Equitable and fair divorce settlements rely on the honest and accurate reporting of all assets and financial situations from both parties. It might seem difficult or even impossible for one spouse to hide or conceal important financial information from the other party, but this type of fraud occurs at a startling rate during divorce. In some instances, it is necessary for Illinois couples to recruit outside help in order to uncover assets that have been deftly concealed.

Although they might not be obvious at the time, certain behaviors before or after a divorce filing can indicate that some type of fraud or dishonest behavior is going on. Repeated withdrawals of large sums of cash, rerouted or hidden mail and concealing certain financial information that was once readily available can all be signs that a person is not being entirely honest during property division. If this type of behavior has been going on for quite some time, digging up the evidence of that fraud can be exceptionally difficult.

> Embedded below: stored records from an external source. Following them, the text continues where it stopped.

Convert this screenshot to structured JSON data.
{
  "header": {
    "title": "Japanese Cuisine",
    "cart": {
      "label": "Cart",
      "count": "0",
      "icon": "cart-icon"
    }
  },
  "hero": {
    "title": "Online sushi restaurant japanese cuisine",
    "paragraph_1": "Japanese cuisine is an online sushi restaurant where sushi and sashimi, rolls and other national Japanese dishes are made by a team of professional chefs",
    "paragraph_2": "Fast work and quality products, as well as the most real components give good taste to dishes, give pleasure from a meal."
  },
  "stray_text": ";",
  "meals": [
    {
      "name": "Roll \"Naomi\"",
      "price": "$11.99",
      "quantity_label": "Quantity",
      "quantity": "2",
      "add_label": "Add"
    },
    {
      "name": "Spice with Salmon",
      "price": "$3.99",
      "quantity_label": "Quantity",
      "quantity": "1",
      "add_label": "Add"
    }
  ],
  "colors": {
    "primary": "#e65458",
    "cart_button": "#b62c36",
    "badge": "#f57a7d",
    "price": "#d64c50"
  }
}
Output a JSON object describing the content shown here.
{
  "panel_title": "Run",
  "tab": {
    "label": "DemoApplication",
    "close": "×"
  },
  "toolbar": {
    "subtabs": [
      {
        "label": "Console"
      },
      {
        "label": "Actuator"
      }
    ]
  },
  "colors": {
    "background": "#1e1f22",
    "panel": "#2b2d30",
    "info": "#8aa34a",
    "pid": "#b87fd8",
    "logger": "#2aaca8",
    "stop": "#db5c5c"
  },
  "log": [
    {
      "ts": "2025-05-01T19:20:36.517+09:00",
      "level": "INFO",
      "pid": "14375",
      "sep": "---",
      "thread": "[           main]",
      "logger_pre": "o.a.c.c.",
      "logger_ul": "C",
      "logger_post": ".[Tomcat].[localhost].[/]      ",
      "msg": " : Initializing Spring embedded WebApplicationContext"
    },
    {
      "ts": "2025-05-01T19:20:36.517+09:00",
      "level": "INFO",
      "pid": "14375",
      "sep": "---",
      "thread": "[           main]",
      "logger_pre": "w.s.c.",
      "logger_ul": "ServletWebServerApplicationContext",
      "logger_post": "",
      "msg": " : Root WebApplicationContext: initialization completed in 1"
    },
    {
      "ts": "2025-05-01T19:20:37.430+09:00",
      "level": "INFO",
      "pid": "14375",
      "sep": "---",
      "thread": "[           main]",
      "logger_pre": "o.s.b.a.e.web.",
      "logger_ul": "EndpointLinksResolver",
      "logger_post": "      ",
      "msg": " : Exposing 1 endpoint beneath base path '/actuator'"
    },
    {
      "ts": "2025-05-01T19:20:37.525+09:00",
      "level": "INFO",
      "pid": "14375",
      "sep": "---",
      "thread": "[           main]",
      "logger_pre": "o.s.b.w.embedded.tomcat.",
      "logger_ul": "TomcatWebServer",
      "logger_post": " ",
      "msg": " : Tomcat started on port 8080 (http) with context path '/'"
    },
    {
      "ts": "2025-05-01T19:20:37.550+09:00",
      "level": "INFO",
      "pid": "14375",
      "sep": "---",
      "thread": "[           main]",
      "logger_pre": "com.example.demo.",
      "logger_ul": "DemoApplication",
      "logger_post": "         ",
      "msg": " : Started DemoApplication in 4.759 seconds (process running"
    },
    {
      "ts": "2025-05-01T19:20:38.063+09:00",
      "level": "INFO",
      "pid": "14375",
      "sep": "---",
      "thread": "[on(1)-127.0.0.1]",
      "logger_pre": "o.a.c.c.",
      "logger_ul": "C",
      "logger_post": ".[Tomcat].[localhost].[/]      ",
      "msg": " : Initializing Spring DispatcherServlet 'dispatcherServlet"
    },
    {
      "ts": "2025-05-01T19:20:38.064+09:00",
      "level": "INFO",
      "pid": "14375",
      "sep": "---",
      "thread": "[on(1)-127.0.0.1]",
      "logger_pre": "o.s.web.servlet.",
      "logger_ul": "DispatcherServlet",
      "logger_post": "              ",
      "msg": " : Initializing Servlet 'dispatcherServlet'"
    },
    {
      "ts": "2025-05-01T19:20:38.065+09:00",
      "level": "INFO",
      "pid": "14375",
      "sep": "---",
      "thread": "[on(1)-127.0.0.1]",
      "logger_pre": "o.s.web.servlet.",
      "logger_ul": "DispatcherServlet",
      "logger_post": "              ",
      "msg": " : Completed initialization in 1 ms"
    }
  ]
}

A forensic accounting analyst might sound like a position on a criminal investigation TV show, but retaining one can be invaluable for uncovering hidden assets. These professionals excel at tracing funds that have been funneled through various dummy accounts and can even help confirm that certain assets were comingled, making a previously separate property a marital asset. The more money that is at stake, the more useful an accounting professional can be.

No one deserves to be cheated out of a fair divorce settlement, especially during a period of time that might already be difficult enough. When financial statements do not add up during property division, some people might be justified in engaging the help of a professional financial analyst. While most divorcees in Illinois likely hope that they will never have to encounter this situation, being prepared is can help individuals more readily tackle issues as they arise.